Giangi Cretti, presidente FUSIE – Federazione Unitaria Stampa Italiana all’Estero. Qual è, oggi, la situazione della stampa italiana oltre confine?
“Sta come d’autunno sugli alberi le foglie”. Non sembri irriverente addomesticare i versi di una poesia di Ungaretti, che come sappiamo è stata scritta in riferimento a ben più tragiche situazioni (che per altro qualcuno sembrerebbe intenzionato a farci rivivere). Circoscrivendo la mia valutazione ai periodici (per i quotidiani, che, tra l’altro, godono di un ben diverso sostegno economico pubblico, infatti il discorso andrebbe tarato diversamente), ritengo, che, con tutte le differenze del caso, questi versi rendano bene la situazione di precarietà in cui si trova buona parte sia delle testate italiane edite e diffuse all’estero, sia di quelle edite in Italia e diffuse prevalentemente all’estero. Passando dalla poesia alla prosa: se le prime stanno male, le seconde non stanno molto bene.

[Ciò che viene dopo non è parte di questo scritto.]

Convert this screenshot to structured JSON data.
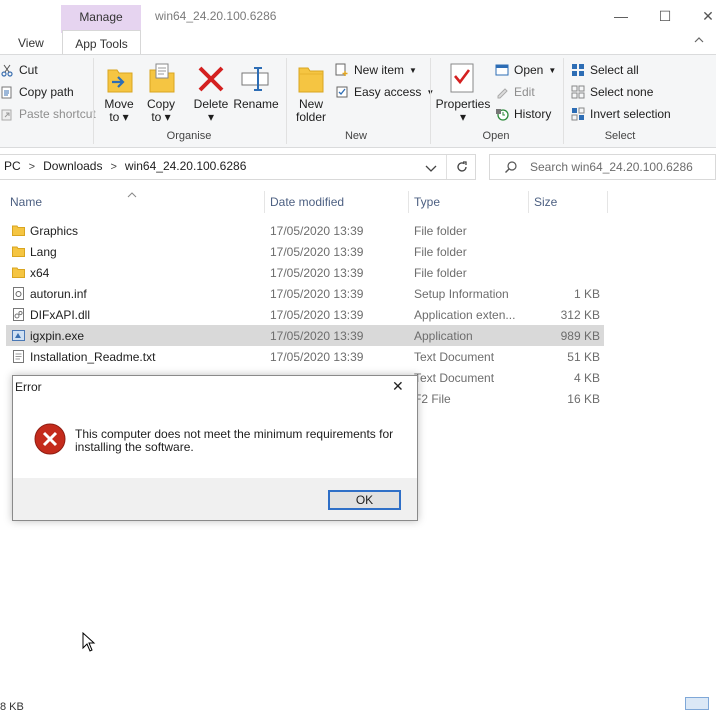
{
  "window": {
    "manage_tab": "Manage",
    "title": "win64_24.20.100.6286",
    "minimize_glyph": "—",
    "maximize_glyph": "☐",
    "close_glyph": "✕"
  },
  "tabs": {
    "view": "View",
    "app_tools": "App Tools"
  },
  "ribbon": {
    "clipboard": {
      "cut": "Cut",
      "copy_path": "Copy path",
      "paste_shortcut": "Paste shortcut"
    },
    "organise": {
      "label": "Organise",
      "move_to_line1": "Move",
      "move_to_line2": "to",
      "copy_to_line1": "Copy",
      "copy_to_line2": "to",
      "delete": "Delete",
      "rename": "Rename"
    },
    "new": {
      "label": "New",
      "new_folder_line1": "New",
      "new_folder_line2": "folder",
      "new_item": "New item",
      "easy_access": "Easy access"
    },
    "open": {
      "label": "Open",
      "properties": "Properties",
      "open": "Open",
      "edit": "Edit",
      "history": "History"
    },
    "select": {
      "label": "Select",
      "select_all": "Select all",
      "select_none": "Select none",
      "invert_selection": "Invert selection"
    }
  },
  "address": {
    "crumb1": "PC",
    "crumb2": "Downloads",
    "crumb3": "win64_24.20.100.6286",
    "search_placeholder": "Search win64_24.20.100.6286"
  },
  "columns": {
    "name": "Name",
    "date": "Date modified",
    "type": "Type",
    "size": "Size"
  },
  "files": [
    {
      "name": "Graphics",
      "date": "17/05/2020 13:39",
      "type": "File folder",
      "size": "",
      "icon": "folder-icon"
    },
    {
      "name": "Lang",
      "date": "17/05/2020 13:39",
      "type": "File folder",
      "size": "",
      "icon": "folder-icon"
    },
    {
      "name": "x64",
      "date": "17/05/2020 13:39",
      "type": "File folder",
      "size": "",
      "icon": "folder-icon"
    },
    {
      "name": "autorun.inf",
      "date": "17/05/2020 13:39",
      "type": "Setup Information",
      "size": "1 KB",
      "icon": "settings-file-icon"
    },
    {
      "name": "DIFxAPI.dll",
      "date": "17/05/2020 13:39",
      "type": "Application exten...",
      "size": "312 KB",
      "icon": "dll-file-icon"
    },
    {
      "name": "igxpin.exe",
      "date": "17/05/2020 13:39",
      "type": "Application",
      "size": "989 KB",
      "icon": "exe-file-icon"
    },
    {
      "name": "Installation_Readme.txt",
      "date": "17/05/2020 13:39",
      "type": "Text Document",
      "size": "51 KB",
      "icon": "text-file-icon"
    },
    {
      "name": "",
      "date": "",
      "type": "Text Document",
      "size": "4 KB",
      "icon": "text-file-icon"
    },
    {
      "name": "",
      "date": "",
      "type": "F2 File",
      "size": "16 KB",
      "icon": "file-icon"
    }
  ],
  "dialog": {
    "title": "Error",
    "close_glyph": "✕",
    "message_line1": "This computer does not meet the minimum requirements for",
    "message_line2": "installing the software.",
    "ok": "OK"
  },
  "status": {
    "text": "8 KB"
  },
  "colors": {
    "manage_accent": "#e6d4f0",
    "selection": "#d9d9d9",
    "error_red": "#c42b1c",
    "ok_border": "#2f6fc7"
  }
}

Quanti sono i quotidiani italiani all’estero? Quanti i periodici?
I quotidiani sono cinque: due in America del Nord, due in quella del Sud e una in Europa, in Croazia. I periodici, perlomeno quelli riconosciuti formalmente dal Dipartimento per l’informazione e l’editoria della Presidenza del Consiglio dei Ministri (DIE), sono oggi un’ottantina. Una quindicina editi in Italia e diffusi prevalentemente all’estero, i restanti editi e diffusi all’estero.

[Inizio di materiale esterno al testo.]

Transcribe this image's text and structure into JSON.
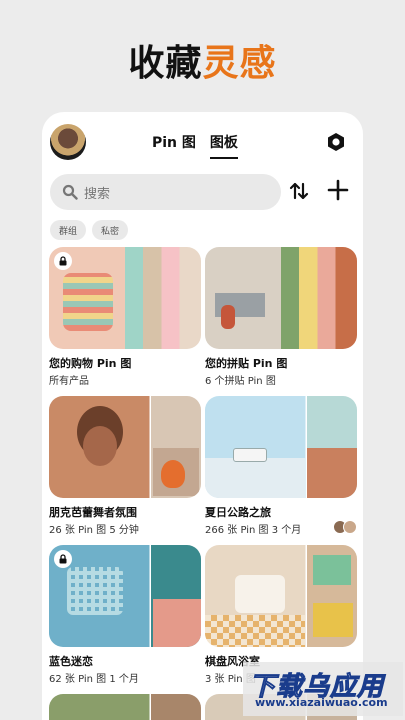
{
  "headline": {
    "part1": "收藏",
    "part2": "灵感"
  },
  "header": {
    "tab_pins": "Pin 图",
    "tab_boards": "图板"
  },
  "search": {
    "placeholder": "搜索"
  },
  "chips": [
    "群组",
    "私密"
  ],
  "boards": [
    {
      "title": "您的购物 Pin 图",
      "subtitle": "所有产品",
      "private": true
    },
    {
      "title": "您的拼贴 Pin 图",
      "subtitle": "6 个拼贴 Pin 图",
      "private": false
    },
    {
      "title": "朋克芭蕾舞者氛围",
      "subtitle": "26 张 Pin 图 5 分钟",
      "private": false
    },
    {
      "title": "夏日公路之旅",
      "subtitle": "266 张 Pin 图 3 个月",
      "private": false,
      "collaborators": true
    },
    {
      "title": "蓝色迷恋",
      "subtitle": "62 张 Pin 图 1 个月",
      "private": true
    },
    {
      "title": "棋盘风浴室",
      "subtitle": "3 张 Pin 图",
      "private": false
    }
  ],
  "watermark": {
    "big": "下载乌应用",
    "small": "www.xiazaiwuao.com"
  },
  "colors": {
    "accent": "#e8751a",
    "text": "#111111",
    "chip_bg": "#e9e9e9"
  },
  "icons": [
    "search-icon",
    "sort-icon",
    "plus-icon",
    "settings-hex-icon",
    "lock-icon"
  ]
}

Quali sono le più grandi difficoltà per i piccoli e grandi editori italiani nel mondo?
Premetto che, per quanto alcuni aspetti possano essere comuni anche ai quotidiani, le mie considerazioni si riferiscono esclusivamente ai periodici, una realtà composita – pertanto, tutt’altro che omogenea, in funzione anche del contesto sociale, geografico e storico di cui sono espressione – della quale prioritariamente si occupa la FUSIE.

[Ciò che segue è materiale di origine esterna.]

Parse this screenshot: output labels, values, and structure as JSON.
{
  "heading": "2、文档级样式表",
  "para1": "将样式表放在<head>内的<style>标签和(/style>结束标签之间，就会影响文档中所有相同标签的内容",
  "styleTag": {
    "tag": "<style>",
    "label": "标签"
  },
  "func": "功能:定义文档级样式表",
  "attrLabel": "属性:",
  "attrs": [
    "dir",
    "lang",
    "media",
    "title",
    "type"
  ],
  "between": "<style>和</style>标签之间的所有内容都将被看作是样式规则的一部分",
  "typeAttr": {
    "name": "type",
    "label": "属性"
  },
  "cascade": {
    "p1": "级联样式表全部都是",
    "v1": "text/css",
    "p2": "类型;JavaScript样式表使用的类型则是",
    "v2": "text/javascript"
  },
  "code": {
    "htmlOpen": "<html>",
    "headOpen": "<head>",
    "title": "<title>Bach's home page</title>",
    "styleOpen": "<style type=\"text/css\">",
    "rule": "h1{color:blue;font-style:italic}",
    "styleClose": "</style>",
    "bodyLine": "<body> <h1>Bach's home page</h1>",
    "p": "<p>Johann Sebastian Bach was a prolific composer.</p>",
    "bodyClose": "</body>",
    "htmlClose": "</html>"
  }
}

Fin troppo facile dire che scarseggiano le risorse economiche, che, comunque, restano fondamentali. Scompare, salvo eccezioni che notoriamente confermano la regola, la pubblicità; si riducono a testimonianza gli abbonamenti. Queste altro non sono che conseguenze: delle mutate e moltiplicate modalità di produzione e fruizione dell’informazione; della frammentazione dei pubblici potenziali e della difficoltà di intercettarne l’attenzione; della perdita di autorevolezza delle testate, che paradossalmente deriva da un dato positivo: è indirettamente proporzionale al superamento delle difficoltà essenziali che le nostre comunità hanno incontrato nella fase di emigrazione. È infatti archiviato, ed è un bene, il tempo in cui le testate svolgevano una concreta funzione di servizio, spesso supplente dell’assenza istituzionale, costituendo un solido riferimento di orientamento, di indirizzo e di tutela. Oggi queste funzioni o sono superate o vengono svolte da enti o strutture specificamente preposti.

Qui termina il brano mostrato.